There was a low murmur of voices, mostly male, some that could either be lads or women. A bark of rapid Relshazri came from somewhere and caused a shuffle of bare feet on the earth and straw of the floor. Someone laughed, a vicious cackle and leather whistled and snapped on naked skin, the crack followed by a strangled whimper. Whoever was laughing carried on merrily, clearly having the whip hand in more ways than one. Somewhere at a little distance, an argument erupted, the words lost in snarls and obscenities. Fists smacked on flesh and a surge of encouragement from all sides urged the combatants on until a metal door clanged and booted feet stamped in to break up the brawl. I opened my eyes and squinted at the figures silhouetted against the meager light from a grille set high in a wall, watching as clubs forced the fighters apart, landing indiscriminate blows on any of the cowering, filthy bodies within reach, just for good measure.

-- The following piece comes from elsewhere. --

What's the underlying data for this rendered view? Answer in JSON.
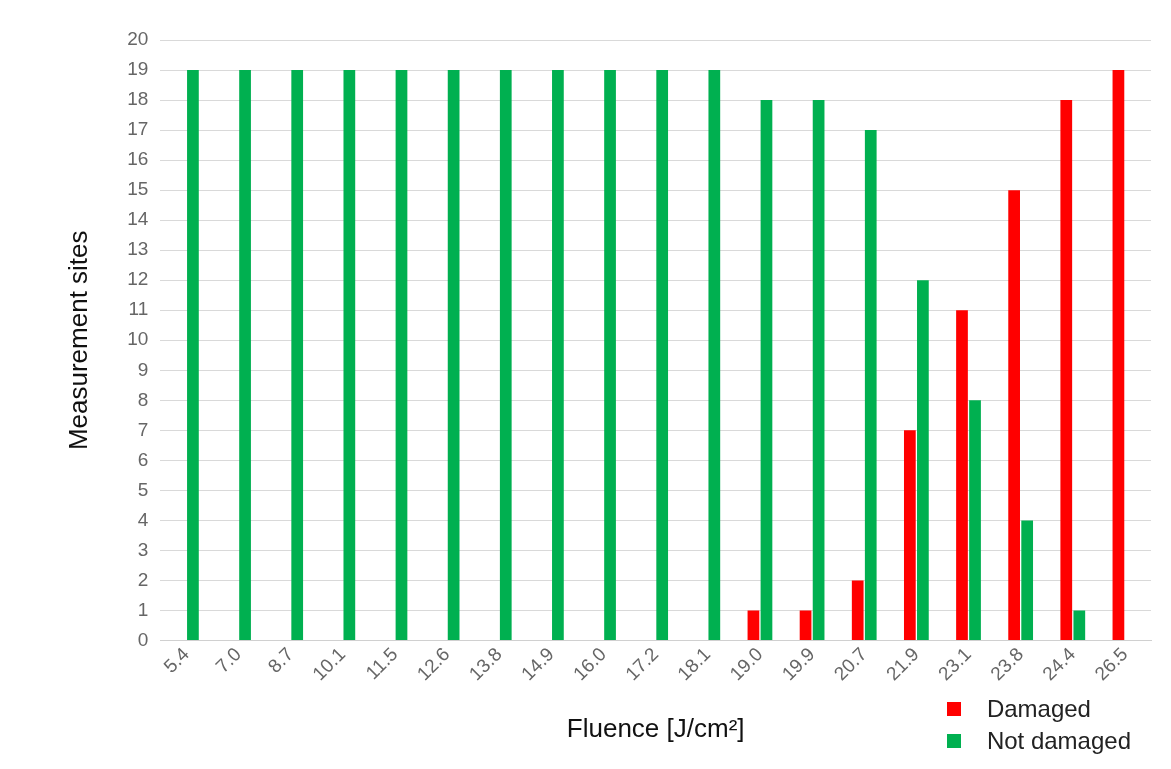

I was in a lock-up. That was better than being in an Elietimm cell or at the mercy of Relshazri street robbers, I was forced to conclude, but how in the name of all that’s holy had I got here? I forced myself to try and knit my wits back together; I’d collapsed for some reason I couldn’t guess at and the implications of that were enough to start shivers running up and down my spine like blackbeetles. Given the place I was in, who knows, it could have been actual blackbeetles. I forced myself to concentrate, no easy task given my exhaustion and the multitude of aches distracting me.
“You’re a Tormalin, a sworn man; get a grip on yourself,” I berated myself silently. “Lying in a heap of filth feeling sorry for yourself will get you nowhere.”
If I’d been found collapsed on the street, some kind citizen could have rung the Watch bell on me, couldn’t they? If that had happened, the Watch would most likely assume I was drunk. From what I’d seen of Relshaz, it seemed to be a city where soaks would probably be left where they lay, but if I’d been blocking some wealthy man’s gate perhaps the Watch would have dumped me in a cell to sober up. All this sounded reasonable enough, but what had I done to deserve a kicking like this? I narrowed my eyes with some effort and deciphered the pattern of boot nails on my forearm. I had hardly been in a state to stand, let alone fight back, so why beat me even further senseless?